The last 18% of the article also contains a few quotes that I’d call weak for not being sharp enough to poke more holes in Carter’s views, at least as the New York Times seems to relay them. There is one paragraph citing a 2001 study about what makes mink stressed and another about the welfare of Carter’s minks being better than those that are caged in the farms. But the authors appear to have expended no sincere effort to link them together vis-à-vis Carter’s activities.
In fact, there is a quote by a scientist introduced to rationalise Carter’s views: “It’s like any thoroughbred horse, or performance animal — or birds of prey who go out hunting. If asked, they probably would prefer to hunt.” Wouldn’t you think that if they were asked, and if they could provide an answer that we could understand, they would much rather be free of all constraints rather than being part of Carter’s circus?

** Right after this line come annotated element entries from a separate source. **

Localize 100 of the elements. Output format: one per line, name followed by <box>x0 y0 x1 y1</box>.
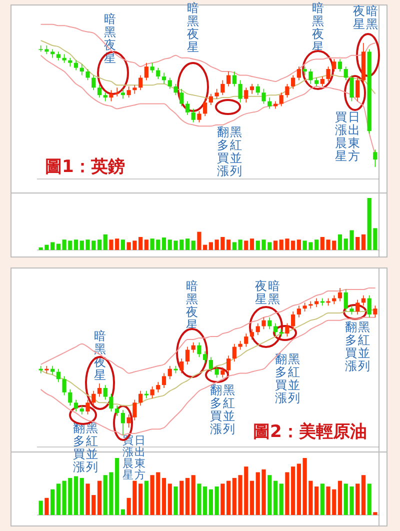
candlestick <box>74 399 78 412</box>
candlestick <box>92 74 96 91</box>
candlestick <box>238 80 242 103</box>
candlestick <box>320 298 324 306</box>
candlestick <box>285 322 290 337</box>
candlestick <box>285 84 290 98</box>
candlestick <box>191 108 196 123</box>
bar <box>250 480 254 515</box>
bar <box>185 238 190 250</box>
text: 黑紅並列翻多買漲 <box>345 320 370 373</box>
candlestick <box>50 48 55 58</box>
bar <box>244 240 248 250</box>
candlestick <box>373 149 378 168</box>
bar <box>338 234 342 250</box>
candlestick <box>120 410 125 436</box>
candlestick <box>80 64 84 76</box>
bar <box>50 489 55 515</box>
text: 日出東方買漲晨星 <box>335 110 360 163</box>
candlestick <box>97 84 102 98</box>
bar <box>44 498 49 515</box>
candlestick <box>226 355 231 374</box>
candlestick <box>232 71 236 87</box>
candlestick <box>138 390 143 406</box>
candlestick <box>296 66 301 81</box>
candlestick <box>97 383 102 398</box>
bar <box>356 484 360 515</box>
candlestick <box>109 90 114 102</box>
bar <box>138 484 143 515</box>
candlestick <box>150 386 154 399</box>
candlestick <box>320 76 324 87</box>
candlestick <box>203 350 208 364</box>
candlestick <box>56 368 60 382</box>
candlestick <box>120 88 125 100</box>
candlestick <box>226 71 231 87</box>
bar <box>356 237 360 250</box>
candlestick <box>144 390 148 399</box>
annotation: 暗黑夜星 <box>255 279 280 306</box>
bar <box>250 238 254 250</box>
candlestick <box>273 322 278 336</box>
bar <box>373 512 378 515</box>
bar <box>50 242 55 250</box>
candlestick <box>174 84 178 96</box>
candlestick <box>308 68 313 84</box>
candlestick <box>203 98 208 117</box>
bar <box>97 480 102 515</box>
bar <box>180 480 184 515</box>
candlestick <box>144 62 148 81</box>
bar <box>38 500 43 515</box>
candlestick <box>109 393 114 412</box>
candlestick <box>279 92 284 107</box>
bar <box>338 480 342 515</box>
candlestick <box>268 317 272 330</box>
candlestick <box>92 390 96 406</box>
text: 黑紅並列翻多買漲 <box>217 125 242 178</box>
candlestick <box>373 305 378 318</box>
text: 暗黑夜星 <box>353 4 378 31</box>
bar <box>273 240 278 250</box>
candlestick <box>74 60 78 71</box>
bar <box>268 475 272 515</box>
bar <box>162 478 166 515</box>
bar <box>226 240 231 250</box>
candlestick <box>350 74 354 102</box>
bar <box>279 484 284 515</box>
candlestick <box>262 88 266 104</box>
candlestick <box>214 366 219 378</box>
candlestick <box>168 366 172 380</box>
bar <box>74 476 78 515</box>
bar <box>144 480 148 515</box>
bar <box>367 484 372 515</box>
bar <box>168 484 172 515</box>
candlestick <box>344 66 348 81</box>
bar <box>120 509 125 515</box>
candlestick <box>86 399 90 415</box>
candlestick <box>162 372 166 388</box>
bar <box>191 240 196 250</box>
bar <box>103 234 108 250</box>
bar <box>138 237 143 250</box>
candlestick <box>338 288 342 302</box>
bar <box>162 238 166 250</box>
candlestick <box>232 343 236 362</box>
candlestick <box>356 77 360 102</box>
bar <box>273 480 278 515</box>
bar <box>314 486 319 515</box>
bar <box>314 240 319 250</box>
candlestick <box>291 311 296 330</box>
candlestick <box>344 289 348 312</box>
bar <box>220 484 225 515</box>
candlestick <box>296 305 301 318</box>
candlestick <box>367 294 372 318</box>
candlestick <box>180 88 184 107</box>
candlestick <box>62 376 66 396</box>
text: 黑紅並列翻多買漲 <box>275 352 300 405</box>
bar <box>291 240 296 250</box>
candlestick <box>103 384 108 400</box>
candlestick <box>326 66 330 82</box>
candlestick <box>86 68 90 81</box>
candlestick <box>150 62 154 74</box>
candlestick <box>250 84 254 94</box>
candlestick <box>132 399 137 421</box>
candlestick <box>162 72 166 84</box>
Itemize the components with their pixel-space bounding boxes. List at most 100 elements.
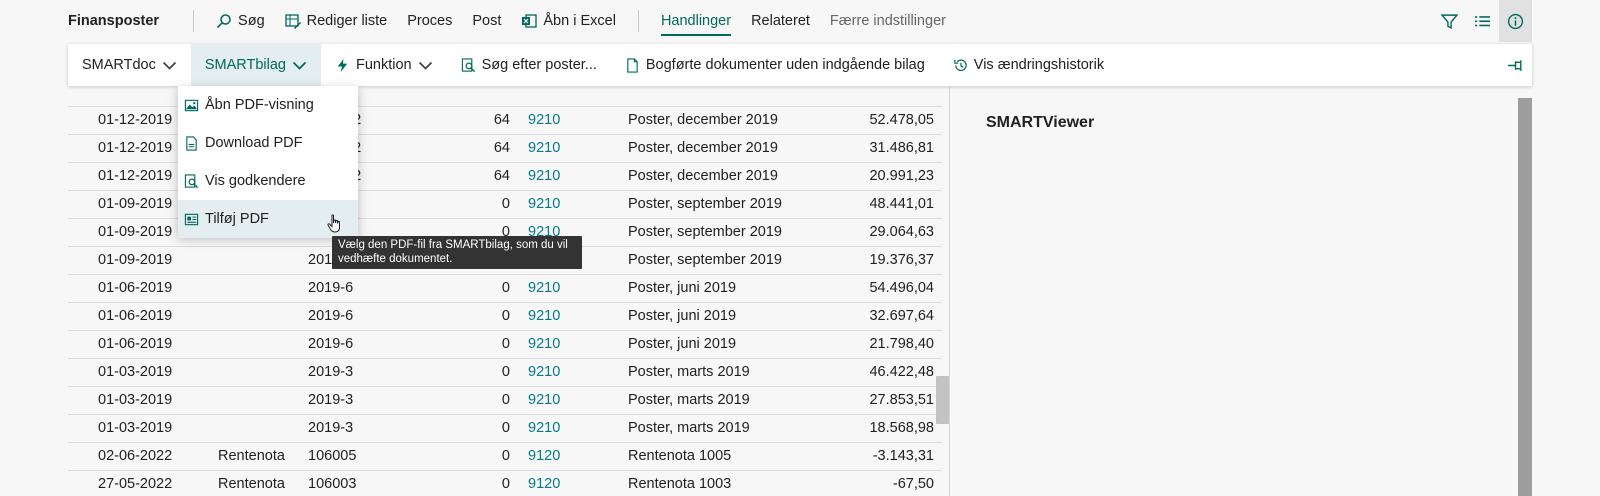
change-history-button[interactable]: Vis ændringshistorik: [939, 44, 1118, 86]
menu-item-label: Vis godkendere: [205, 173, 306, 189]
table-row[interactable]: 02-06-2022 Rentenota 106005 0 9120 Rentenota …: [68, 442, 942, 471]
account-link[interactable]: 9210: [528, 106, 628, 135]
chevron-down-icon: [162, 61, 177, 70]
account-link[interactable]: 9120: [528, 442, 628, 471]
description-cell: Poster, juni 2019: [628, 274, 823, 303]
document-no-cell: 2019-6: [308, 274, 413, 303]
number-cell: 0: [413, 190, 528, 219]
grid-scrollbar-thumb[interactable]: [936, 376, 949, 424]
table-row[interactable]: 01-06-2019 2019-6 0 9210 Poster, juni 2019 21…: [68, 330, 942, 359]
hand-cursor-icon: [327, 214, 340, 233]
table-row[interactable]: 01-03-2019 2019-3 0 9210 Poster, marts 2019 1…: [68, 414, 942, 443]
divider: [193, 10, 195, 32]
menu-item-add-pdf[interactable]: Tilføj PDF: [178, 200, 358, 238]
menu-item-show-approvers[interactable]: Vis godkendere: [178, 162, 358, 200]
lightning-icon: [337, 58, 348, 72]
account-link[interactable]: 9210: [528, 162, 628, 191]
post-menu[interactable]: Post: [462, 0, 511, 42]
filter-button[interactable]: [1433, 0, 1466, 42]
account-link[interactable]: 9210: [528, 330, 628, 359]
open-in-excel-button[interactable]: Åbn i Excel: [511, 0, 626, 42]
menu-item-download-pdf[interactable]: Download PDF: [178, 124, 358, 162]
posted-documents-button[interactable]: Bogførte dokumenter uden indgående bilag: [611, 44, 939, 86]
amount-cell: 21.798,40: [823, 330, 942, 359]
list-view-button[interactable]: [1466, 0, 1499, 42]
pin-icon[interactable]: [1507, 57, 1524, 74]
amount-cell: 31.486,81: [823, 134, 942, 163]
amount-cell: 54.496,04: [823, 274, 942, 303]
divider: [637, 10, 639, 32]
account-link[interactable]: 9210: [528, 134, 628, 163]
smartbilag-menu[interactable]: SMARTbilag: [190, 44, 321, 86]
post-label: Post: [472, 13, 502, 29]
document-no-cell: 2019-6: [308, 302, 413, 331]
account-link[interactable]: 9210: [528, 414, 628, 443]
search-button[interactable]: Søg: [206, 0, 275, 42]
amount-cell: 27.853,51: [823, 386, 942, 415]
smartdoc-menu[interactable]: SMARTdoc: [68, 44, 191, 86]
menu-item-open-pdf-view[interactable]: Åbn PDF-visning: [178, 86, 358, 124]
tab-actions[interactable]: Handlinger: [651, 0, 741, 42]
type-cell: [218, 274, 308, 303]
fewer-options-button[interactable]: Færre indstillinger: [820, 0, 956, 42]
account-link[interactable]: 9210: [528, 190, 628, 219]
account-link[interactable]: 9210: [528, 302, 628, 331]
edit-list-button[interactable]: Rediger liste: [275, 0, 398, 42]
fewer-options-label: Færre indstillinger: [829, 13, 946, 29]
number-cell: 64: [413, 106, 528, 135]
image-icon: [184, 99, 199, 111]
table-row[interactable]: 27-05-2022 Rentenota 106003 0 9120 Rentenota …: [68, 470, 942, 496]
number-cell: 0: [413, 302, 528, 331]
date-cell: 01-06-2019: [68, 330, 218, 359]
add-attachment-icon: [184, 213, 199, 225]
type-cell: [218, 358, 308, 387]
type-cell: [218, 386, 308, 415]
search-entries-button[interactable]: Søg efter poster...: [447, 44, 611, 86]
number-cell: 0: [413, 330, 528, 359]
table-row[interactable]: 01-06-2019 2019-6 0 9210 Poster, juni 2019 32…: [68, 302, 942, 331]
excel-icon: [522, 14, 538, 28]
tab-actions-label: Handlinger: [660, 13, 732, 29]
smartbilag-label: SMARTbilag: [204, 57, 286, 73]
menu-item-label: Download PDF: [205, 135, 303, 151]
chevron-down-icon: [418, 61, 432, 70]
number-cell: 0: [413, 386, 528, 415]
amount-cell: 19.376,37: [823, 246, 942, 275]
posted-documents-label: Bogførte dokumenter uden indgående bilag: [645, 57, 925, 73]
account-link[interactable]: 9120: [528, 470, 628, 496]
document-no-cell: 106003: [308, 470, 413, 496]
document-no-cell: 2019-3: [308, 414, 413, 443]
account-link[interactable]: 9210: [528, 358, 628, 387]
description-cell: Rentenota 1005: [628, 442, 823, 471]
amount-cell: 18.568,98: [823, 414, 942, 443]
search-icon: [216, 14, 231, 29]
document-no-cell: 2019-6: [308, 330, 413, 359]
account-link[interactable]: 9210: [528, 274, 628, 303]
tab-related[interactable]: Relateret: [741, 0, 820, 42]
table-row[interactable]: 01-06-2019 2019-6 0 9210 Poster, juni 2019 54…: [68, 274, 942, 303]
factbox-scrollbar[interactable]: [1518, 98, 1532, 496]
type-cell: Rentenota: [218, 470, 308, 496]
tab-related-label: Relateret: [751, 13, 810, 29]
smartbilag-dropdown: Åbn PDF-visning Download PDF Vis godkend…: [178, 86, 358, 238]
document-search-icon: [184, 173, 199, 188]
process-menu[interactable]: Proces: [397, 0, 462, 42]
table-row[interactable]: 01-03-2019 2019-3 0 9210 Poster, marts 2019 4…: [68, 358, 942, 387]
account-link[interactable]: 9210: [528, 386, 628, 415]
edit-list-icon: [284, 14, 301, 29]
description-cell: Poster, juni 2019: [628, 330, 823, 359]
description-cell: Poster, december 2019: [628, 134, 823, 163]
chevron-down-icon: [292, 61, 307, 70]
page-title: Finansposter: [68, 13, 160, 29]
function-menu[interactable]: Funktion: [321, 44, 447, 86]
table-row[interactable]: 01-03-2019 2019-3 0 9210 Poster, marts 2019 2…: [68, 386, 942, 415]
factbox-toggle-button[interactable]: [1499, 0, 1532, 42]
description-cell: Poster, september 2019: [628, 190, 823, 219]
number-cell: 0: [413, 442, 528, 471]
history-icon: [954, 59, 967, 71]
document-no-cell: 106005: [308, 442, 413, 471]
process-label: Proces: [407, 13, 453, 29]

There is also a dubious presumption here that creates a false choice – between being caged in a farm and being tamed by a human: that the minks ought to be grateful because some humans are choosing to stress them less, instead of not stress them whatsoever. Whether a mink might be killed by predators or have a harder time finding food in the wild, if it is released, is completely irrelevant.
Then comes the most infuriating sentence of the lot, following the scientist’s quote: “Mr. Carter has his own theories.” Not ideas or beliefs but theories. Because scientists’ theories, tested as they need to be against our existing body of knowledge and with experiments designed to eliminate even inadvertent bias, are at least semantically equivalent to Carter’s “own theories”, founded on his individual need for self-justification and harmony with the saviour complex.
And then the last paragraph:
“Animals don’t have ethics,” he said. “They have sensation, they can feel pain, they have the ability to learn, but they don’t have ethics. That’s a human thing.”
I don’t know how to make sense of it, other than with the suspicion that the authors and/or editors grafted these lines to the bottom because they sounded profound.